Sorption of phenoxyacetic acid herbicides on the kaolinite mineral surface - an ab initio molecular dynamics simulation

Full atomic position optimizations and ab initio molecular dynamics simulations at room temperature were performed in a study of the adsorption of phenoxyacetic acid herbicides an the octahedral surface of a kaolinite layer formed from hydroxyl groups. The studied molecules are bound strongly to the surface hydroxyl groups via hydrogen bonds formed through the carboxyl group. Particularly strong bonding with the hydrogen atom approximately midway between the two adjacent oxygen atoms was observed between the OH group of the carboxyl group and one of the surface OH groups.

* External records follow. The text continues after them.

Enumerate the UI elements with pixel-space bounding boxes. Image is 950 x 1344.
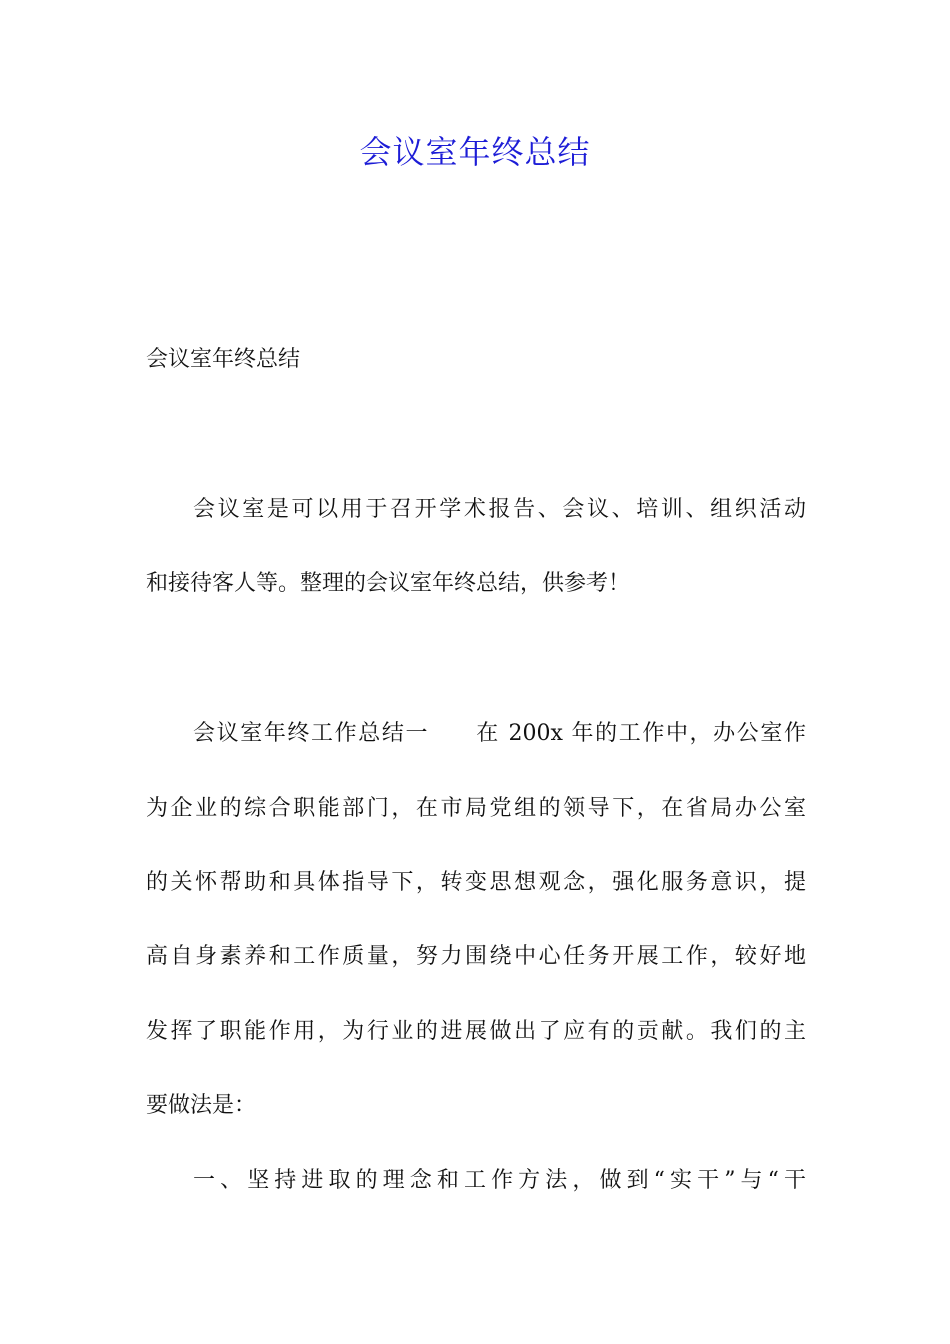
document-title: 会议室年终总结 [359,133,591,171]
paragraph-line: 会议室年终工作总结一 在 200x 年的工作中，办公室作 [193,721,806,746]
paragraph-line: 的关怀帮助和具体指导下，转变思想观念，强化服务意识，提 [146,870,806,895]
paragraph-line: 发挥了职能作用，为行业的进展做出了应有的贡献。我们的主 [146,1019,806,1044]
paragraph-line: 要做法是： [146,1093,257,1118]
paragraph-line: 一、坚持进取的理念和工作方法，做到“实干”与“干 [193,1168,806,1193]
paragraph-line: 高自身素养和工作质量，努力围绕中心任务开展工作，较好地 [146,944,806,969]
document-subtitle: 会议室年终总结 [146,347,301,372]
paragraph-line: 为企业的综合职能部门，在市局党组的领导下，在省局办公室 [146,796,806,821]
paragraph-line: 会议室是可以用于召开学术报告、会议、培训、组织活动 [193,497,806,522]
paragraph-line: 和接待客人等。整理的会议室年终总结，供参考！ [146,571,631,596]
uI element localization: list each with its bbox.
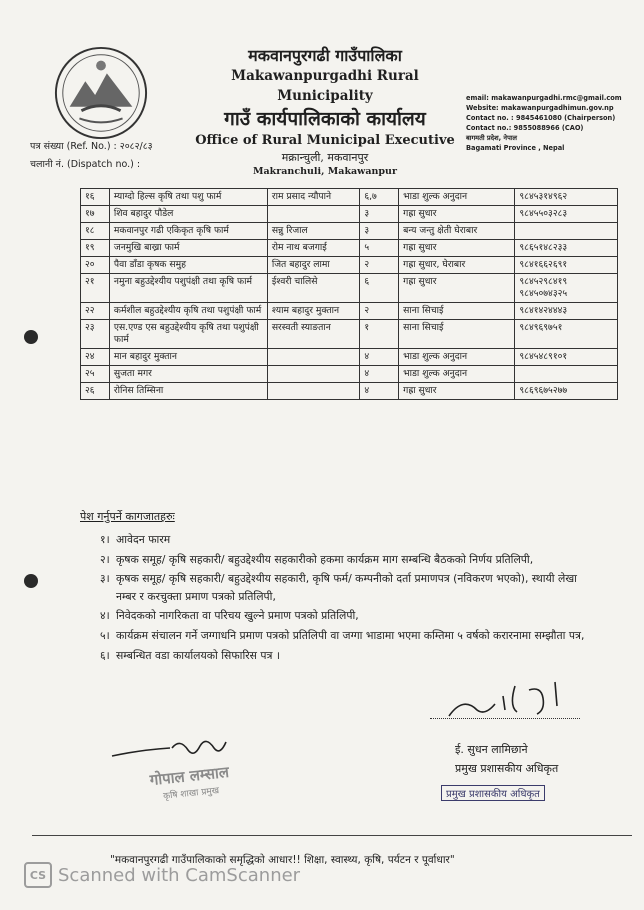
ward-cell <box>360 189 399 206</box>
footer-slogan: "मकवानपुरगढी गाउँपालिकाको समृद्धिको आधार!! शिक्षा, स्वास्थ्य, कृषि, पर्यटन र पूर्वाधार" <box>110 854 455 866</box>
phone-cell-text: ९८४५४८९१०१ <box>519 351 568 362</box>
person-cell <box>267 189 360 206</box>
program-cell <box>399 274 515 303</box>
serial-cell-text: २१ <box>85 276 95 287</box>
program-cell <box>399 189 515 206</box>
program-cell-text: गह्रा सुधार <box>403 385 437 396</box>
name-cell <box>109 223 267 240</box>
name-cell <box>109 257 267 274</box>
phone-cell-text: ९८४१४२४४४३ <box>519 305 568 316</box>
program-cell-text: भाडा शुल्क अनुदान <box>403 191 468 202</box>
camscanner-watermark <box>24 862 300 888</box>
name-cell-text: मकवानपुर गढी एकिकृत कृषि फार्म <box>113 225 229 236</box>
program-cell-text: बन्य जन्तु क्षेती घेराबार <box>403 225 478 236</box>
ward-cell-text: ६,७ <box>364 191 377 202</box>
list-item-number: ३। <box>100 572 110 586</box>
serial-cell <box>81 206 110 223</box>
person-cell <box>267 366 360 383</box>
table-row <box>81 206 618 223</box>
contact-info <box>466 93 642 153</box>
serial-cell-text: १७ <box>85 208 95 219</box>
phone-cell <box>515 320 618 349</box>
serial-cell <box>81 383 110 400</box>
ward-cell-text: २ <box>364 259 370 270</box>
email: email: makawanpurgadhi.rmc@gmail.com <box>466 94 622 102</box>
name-cell-text: एस.एण्ड एस बहुउद्देश्यीय कृषि तथा पशुपंक्षी फार्म <box>113 322 259 345</box>
phone-cell-text: ९८६९६७५२७७ <box>519 385 568 396</box>
list-item <box>100 531 590 549</box>
ward-cell-text: १ <box>364 322 370 333</box>
camscanner-icon: CS <box>24 862 52 888</box>
program-cell <box>399 223 515 240</box>
ward-cell <box>360 383 399 400</box>
serial-cell <box>81 349 110 366</box>
table-row <box>81 320 618 349</box>
phone-cell <box>515 223 618 240</box>
municipality-name-np: मकवानपुरगढी गाउँपालिका <box>248 46 402 65</box>
name-cell <box>109 383 267 400</box>
name-cell-text: म्याग्दो हिल्स कृषि तथा पशु फार्म <box>113 191 222 202</box>
signature-line <box>430 718 580 719</box>
list-item-text: कार्यक्रम संचालन गर्ने जग्गाधनि प्रमाण पत्रको प्रतिलिपी वा जग्गा भाडामा भएमा कम्तिमा ५ वर्षको करारनामा सम्झौता पत्र, <box>116 628 585 642</box>
list-item <box>100 570 590 605</box>
serial-cell <box>81 189 110 206</box>
name-cell <box>109 320 267 349</box>
name-cell <box>109 206 267 223</box>
phone-cell-text: ९८४५३१४९६२ <box>519 191 568 202</box>
ward-cell-text: २ <box>364 305 370 316</box>
ward-cell-text: ३ <box>364 208 370 219</box>
list-item-number: ६। <box>100 648 110 662</box>
serial-cell <box>81 223 110 240</box>
ward-cell-text: ४ <box>364 368 370 379</box>
name-cell <box>109 274 267 303</box>
footer-divider <box>32 835 632 836</box>
person-cell <box>267 303 360 320</box>
ref-number: पत्र संख्या (Ref. No.) : २०८२/८३ <box>30 141 153 152</box>
person-cell-text: श्याम बहादुर मुक्तान <box>271 305 340 316</box>
program-cell <box>399 303 515 320</box>
table-row <box>81 257 618 274</box>
list-item <box>100 551 590 569</box>
program-cell <box>399 366 515 383</box>
list-item-number: २। <box>100 552 110 566</box>
municipality-logo <box>52 44 150 142</box>
phone-cell-text: ९८४५२९८४१९ <box>519 276 568 287</box>
name-cell <box>109 240 267 257</box>
program-cell <box>399 206 515 223</box>
program-cell <box>399 320 515 349</box>
ward-cell <box>360 366 399 383</box>
list-item-number: ४। <box>100 609 110 623</box>
ward-cell <box>360 206 399 223</box>
watermark-text: Scanned with CamScanner <box>58 864 301 886</box>
person-cell <box>267 320 360 349</box>
name-cell-text: जनमुखि बाख्रा फार्म <box>113 242 180 253</box>
person-cell-text: जित बहादुर लामा <box>271 259 330 270</box>
signatory-designation: प्रमुख प्रशासकीय अधिकृत <box>455 762 559 775</box>
person-cell-text: ईश्वरी चालिसे <box>271 276 318 287</box>
signatory-name: ई. सुधन लामिछाने <box>455 743 528 756</box>
person-cell <box>267 349 360 366</box>
list-item <box>100 607 590 625</box>
list-item-text: कृषक समूह/ कृषि सहकारी/ बहुउद्देश्यीय सहकारीको हकमा कार्यक्रम माग सम्बन्धि बैठकको निर्णय प्रतिलिपी, <box>116 552 534 566</box>
name-cell-text: नमुना बहुउद्देश्यीय पशुपंक्षी तथा कृषि फार्म <box>113 276 252 287</box>
serial-cell-text: १९ <box>85 242 95 253</box>
phone-cell <box>515 257 618 274</box>
dispatch-number: चलानी नं. (Dispatch no.) : <box>30 159 141 170</box>
phone-cell <box>515 383 618 400</box>
list-item-number: ५। <box>100 628 110 642</box>
phone-cell <box>515 366 618 383</box>
contact-chairperson: Contact no. : 9845461080 (Chairperson) <box>466 114 616 122</box>
serial-cell-text: २४ <box>85 351 95 362</box>
person-cell <box>267 240 360 257</box>
name-cell <box>109 303 267 320</box>
phone-cell-text: ९८४९६९७५१ <box>519 322 563 333</box>
documents-title: पेश गर्नुपर्ने कागजातहरुः <box>80 510 175 523</box>
serial-cell <box>81 240 110 257</box>
website: Website: makawanpurgadhimun.gov.np <box>466 104 614 112</box>
serial-cell-text: २५ <box>85 368 95 379</box>
list-item-text: निवेदकको नागरिकता वा परिचय खुल्ने प्रमाण पत्रको प्रतिलिपी, <box>116 609 359 623</box>
province-en: Bagamati Province , Nepal <box>466 144 565 152</box>
list-item-text: सम्बन्धित वडा कार्यालयको सिफारिस पत्र । <box>116 648 281 662</box>
ward-cell <box>360 274 399 303</box>
phone-cell <box>515 240 618 257</box>
table-row <box>81 240 618 257</box>
list-item-text: कृषक समूह/ कृषि सहकारी/ बहुउद्देश्यीय सहकारी, कृषि फर्म/ कम्पनीको दर्ता प्रमाणपत्र (नविकरण भएको), स्थायी लेखा नम्बर र करचुक्ता प्रमाण पत्रको प्रतिलिपी, <box>116 572 577 603</box>
program-cell <box>399 240 515 257</box>
ward-cell-text: ६ <box>364 276 370 287</box>
ward-cell <box>360 320 399 349</box>
stamp-name: गोपाल लम्साल <box>148 762 230 790</box>
name-cell-text: रोनिस तिम्सिना <box>113 385 164 396</box>
list-item <box>100 627 590 645</box>
phone-cell <box>515 206 618 223</box>
program-cell-text: भाडा शुल्क अनुदान <box>403 368 468 379</box>
program-cell-text: साना सिचाई <box>403 322 444 333</box>
program-cell <box>399 349 515 366</box>
phone-cell-text: ९८४५०७४३२५ <box>519 288 568 299</box>
province-np: बागमती प्रदेश, नेपाल <box>466 134 518 142</box>
list-item-text: आवेदन फारम <box>116 533 171 546</box>
right-signature <box>445 676 575 721</box>
table-row <box>81 383 618 400</box>
contact-cao: Contact no.: 9855088966 (CAO) <box>466 124 584 132</box>
name-cell-text: कर्मशील बहुउद्देश्यीय कृषि तथा पशुपंक्षी फार्म <box>113 305 262 316</box>
serial-cell <box>81 320 110 349</box>
ward-cell <box>360 257 399 274</box>
table-row <box>81 366 618 383</box>
ward-cell-text: ४ <box>364 385 370 396</box>
program-cell-text: गह्रा सुधार, घेराबार <box>403 259 466 270</box>
ward-cell-text: ३ <box>364 225 370 236</box>
person-cell <box>267 274 360 303</box>
program-cell-text: गह्रा सुधार <box>403 208 437 219</box>
phone-cell <box>515 189 618 206</box>
ward-cell <box>360 240 399 257</box>
ward-cell <box>360 349 399 366</box>
list-item <box>100 647 590 665</box>
punch-hole <box>24 330 38 344</box>
cao-stamp: प्रमुख प्रशासकीय अधिकृत <box>441 785 545 801</box>
person-cell-text: रोम नाथ बजगाई <box>271 242 327 253</box>
program-cell-text: गह्रा सुधार <box>403 276 437 287</box>
documents-list <box>100 531 590 666</box>
person-cell-text: सन्नु रिजाल <box>271 225 308 236</box>
ward-cell-text: ५ <box>364 242 370 253</box>
ward-cell <box>360 223 399 240</box>
letterhead <box>190 46 460 179</box>
serial-cell-text: १८ <box>85 225 95 236</box>
program-cell <box>399 383 515 400</box>
person-cell-text: सरस्वती स्याङतान <box>271 322 331 333</box>
serial-cell-text: १६ <box>85 191 95 202</box>
address-np: मक्रान्चुली, मकवानपुर <box>281 151 369 164</box>
beneficiary-table <box>80 188 618 400</box>
program-cell-text: साना सिचाई <box>403 305 444 316</box>
name-cell-text: शिव बहादुर पौडेल <box>113 208 174 219</box>
table-row <box>81 303 618 320</box>
phone-cell-text: ९८६५१४८२३३ <box>519 242 568 253</box>
phone-cell <box>515 274 618 303</box>
table-row <box>81 349 618 366</box>
ward-cell <box>360 303 399 320</box>
signatory <box>455 740 558 778</box>
person-cell <box>267 206 360 223</box>
program-cell-text: भाडा शुल्क अनुदान <box>403 351 468 362</box>
person-cell <box>267 223 360 240</box>
punch-hole <box>24 574 38 588</box>
phone-cell-text: ९८४५५०३२८३ <box>519 208 568 219</box>
serial-cell <box>81 303 110 320</box>
name-cell <box>109 349 267 366</box>
serial-cell <box>81 257 110 274</box>
office-name-en: Office of Rural Municipal Executive <box>195 133 455 148</box>
name-cell-text: पैवा डाँडा कृषक समुह <box>113 259 186 270</box>
name-cell <box>109 366 267 383</box>
serial-cell <box>81 366 110 383</box>
office-name-np: गाउँ कार्यपालिकाको कार्यालय <box>224 108 426 130</box>
address-en: Makranchuli, Makawanpur <box>253 166 397 177</box>
person-cell-text: राम प्रसाद न्यौपाने <box>271 191 332 202</box>
table-row <box>81 189 618 206</box>
list-item-number: १। <box>100 533 110 546</box>
program-cell <box>399 257 515 274</box>
table-row <box>81 274 618 303</box>
serial-cell-text: २२ <box>85 305 95 316</box>
name-cell-text: मान बहादुर मुक्तान <box>113 351 177 362</box>
program-cell-text: गह्रा सुधार <box>403 242 437 253</box>
serial-cell-text: २६ <box>85 385 95 396</box>
serial-cell-text: २० <box>85 259 95 270</box>
serial-cell <box>81 274 110 303</box>
phone-cell <box>515 303 618 320</box>
phone-cell-text: ९८४१६६२६९१ <box>519 259 568 270</box>
serial-cell-text: २३ <box>85 322 95 333</box>
ward-cell-text: ४ <box>364 351 370 362</box>
name-cell-text: सुजता मगर <box>113 368 152 379</box>
left-signature <box>110 728 230 768</box>
person-cell <box>267 383 360 400</box>
phone-cell <box>515 349 618 366</box>
municipality-name-en: Makawanpurgadhi Rural Municipality <box>231 68 419 104</box>
table-row <box>81 223 618 240</box>
reference-block <box>30 138 153 174</box>
name-cell <box>109 189 267 206</box>
stamp-role: कृषि शाखा प्रमुख <box>162 786 220 802</box>
person-cell <box>267 257 360 274</box>
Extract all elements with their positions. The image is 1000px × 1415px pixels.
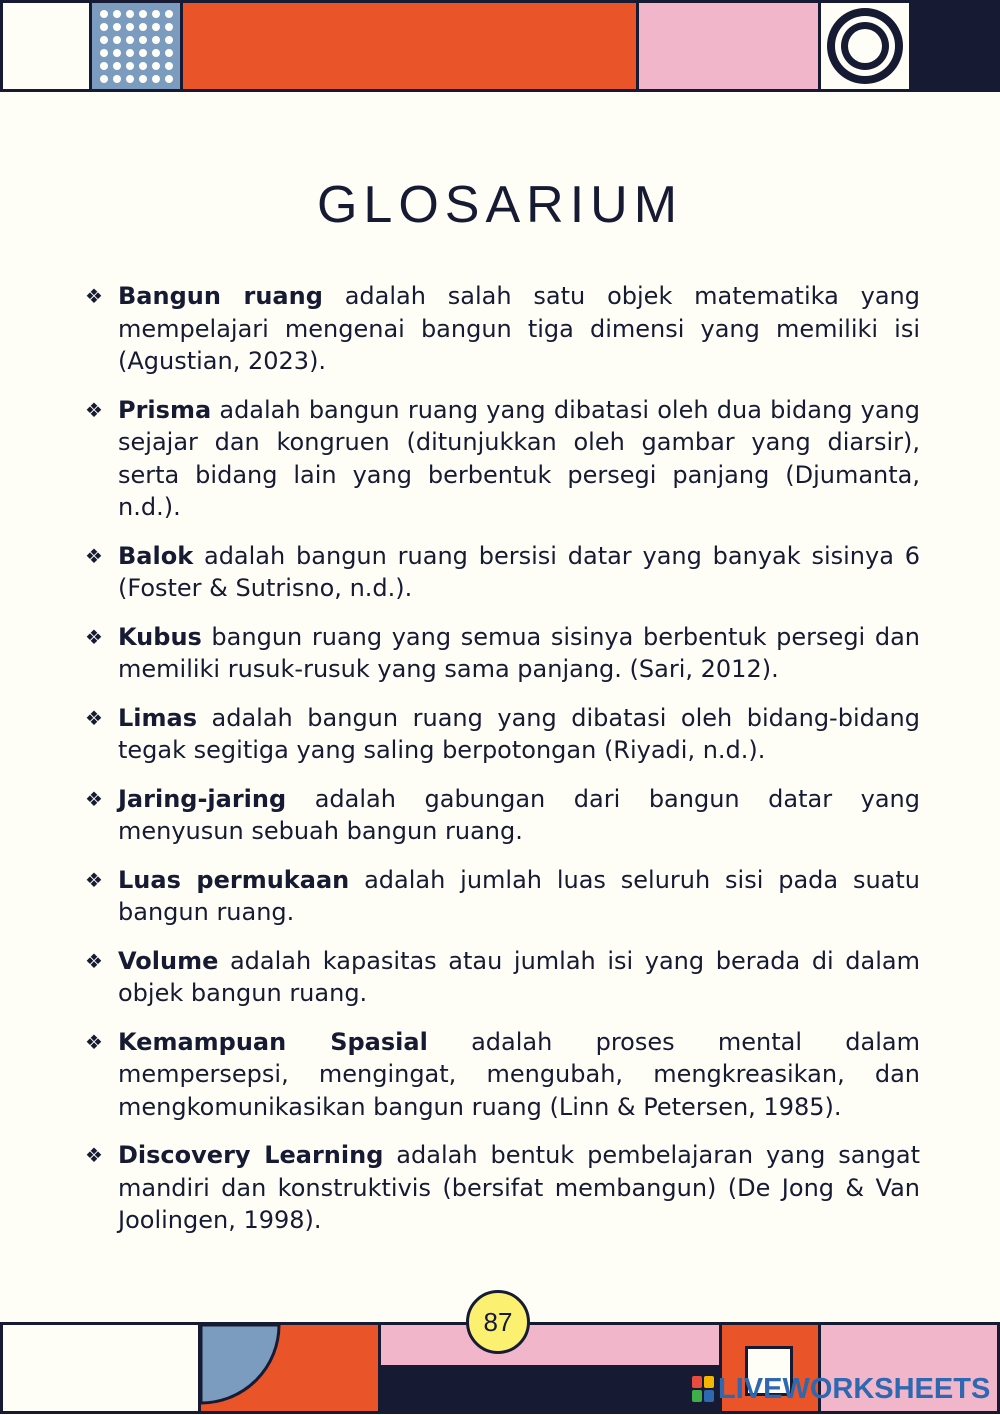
glossary-term: Prisma [118,395,212,424]
diamond-bullet-icon: ❖ [85,705,103,730]
quarter-circle-icon [201,1325,378,1411]
bottom-cream-block [0,1322,201,1414]
bottom-navy-block [378,1365,722,1414]
bottom-pink-block [378,1322,722,1368]
glossary-definition: adalah bangun ruang bersisi datar yang banyak sisinya 6 (Foster & Sutrisno, n.d.). [118,541,920,602]
page-number-badge: 87 [466,1290,530,1354]
glossary-term: Kemampuan Spasial [118,1027,428,1056]
liveworksheets-watermark [692,1371,990,1407]
dot-grid-icon [92,3,180,89]
bottom-quarter-circle-block [198,1322,381,1414]
top-target-block [818,0,912,92]
glossary-entry [80,1026,920,1124]
glossary-list [80,280,920,1253]
diamond-bullet-icon: ❖ [85,1029,103,1054]
diamond-bullet-icon: ❖ [85,543,103,568]
glossary-entry [80,783,920,848]
glossary-term: Kubus [118,622,202,651]
top-pink-block [636,0,821,92]
diamond-bullet-icon: ❖ [85,1143,103,1167]
glossary-entry [80,945,920,1010]
glossary-definition: adalah bentuk pembelajaran yang sangat mandiri dan konstruktivis (bersifat membangun) (De Jong & Van Joolingen, 1998). [118,1141,921,1234]
glossary-definition: adalah salah satu objek matematika yang mempelajari mengenai bangun tiga dimensi yang memiliki isi (Agustian, 2023). [118,282,920,375]
concentric-circles-icon [821,3,909,89]
glossary-definition: bangun ruang yang semua sisinya berbentuk persegi dan memiliki rusuk-rusuk yang sama panjang. (Sari, 2012). [118,622,920,683]
diamond-bullet-icon: ❖ [85,786,103,811]
glossary-entry [80,280,920,378]
diamond-bullet-icon: ❖ [85,867,103,892]
glossary-entry [80,1139,920,1237]
glossary-term: Bangun ruang [118,282,323,310]
diamond-bullet-icon: ❖ [85,397,103,422]
diamond-bullet-icon: ❖ [85,948,103,973]
top-cream-block [0,0,92,92]
top-orange-block [180,0,639,92]
watermark-text: LIVEWORKSHEETS [718,1372,991,1405]
glossary-term: Balok [118,541,194,570]
diamond-bullet-icon: ❖ [85,284,103,308]
page-title: GLOSARIUM [316,176,684,234]
glossary-term: Luas permukaan [118,865,350,894]
glossary-definition: adalah gabungan dari bangun datar yang menyusun sebuah bangun ruang. [118,784,920,845]
top-dotted-blue-block [89,0,183,92]
glossary-term: Limas [118,703,198,732]
glossary-definition: adalah proses mental dalam mempersepsi, mengingat, mengubah, mengkreasikan, dan mengkomunikasikan bangun ruang (Linn & Petersen, 1985). [118,1027,920,1121]
glossary-term: Jaring-jaring [118,784,287,813]
glossary-entry [80,540,920,605]
glossary-definition: adalah kapasitas atau jumlah isi yang berada di dalam objek bangun ruang. [118,946,920,1007]
glossary-definition: adalah bangun ruang yang dibatasi oleh dua bidang yang sejajar dan kongruen (ditunjukkan oleh gambar yang diarsir), serta bidang lain yang berbentuk persegi panjang (Djumanta, n.d.). [118,395,920,521]
glossary-entry [80,864,920,929]
glossary-entry [80,394,920,524]
diamond-bullet-icon: ❖ [85,624,103,649]
top-decorative-band [0,0,1000,92]
glossary-entry [80,621,920,686]
glossary-term: Discovery Learning [118,1141,384,1169]
glossary-entry [80,702,920,767]
top-navy-block [909,0,1000,92]
glossary-definition: adalah jumlah luas seluruh sisi pada suatu bangun ruang. [118,865,920,926]
glossary-definition: adalah bangun ruang yang dibatasi oleh bidang-bidang tegak segitiga yang saling berpotongan (Riyadi, n.d.). [118,703,920,764]
glossary-term: Volume [118,946,219,975]
liveworksheets-logo-icon [692,1376,714,1402]
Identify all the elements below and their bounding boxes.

Molecular dynamics simulations showed proton jumps within this strong hydrogen bond. Kaolinite surface hydroxyl groups are chemically active and able to act as proton donors or acceptors. Additional interactions were observed between atoms of the aromatic parts of the adsorbed molecules and the surface hydroxyl groups. The phenoxyacetic acids are significantly more strongly bound than acetic acid to the octahedral kaolinite surface. This strong bonding of the phenoxyacetic acids to the kaolinite layer surface indicates a strong retention capability in the soil matrix and a significant contribution of kaolinite clay minerals to the "bound residue" phenomenon.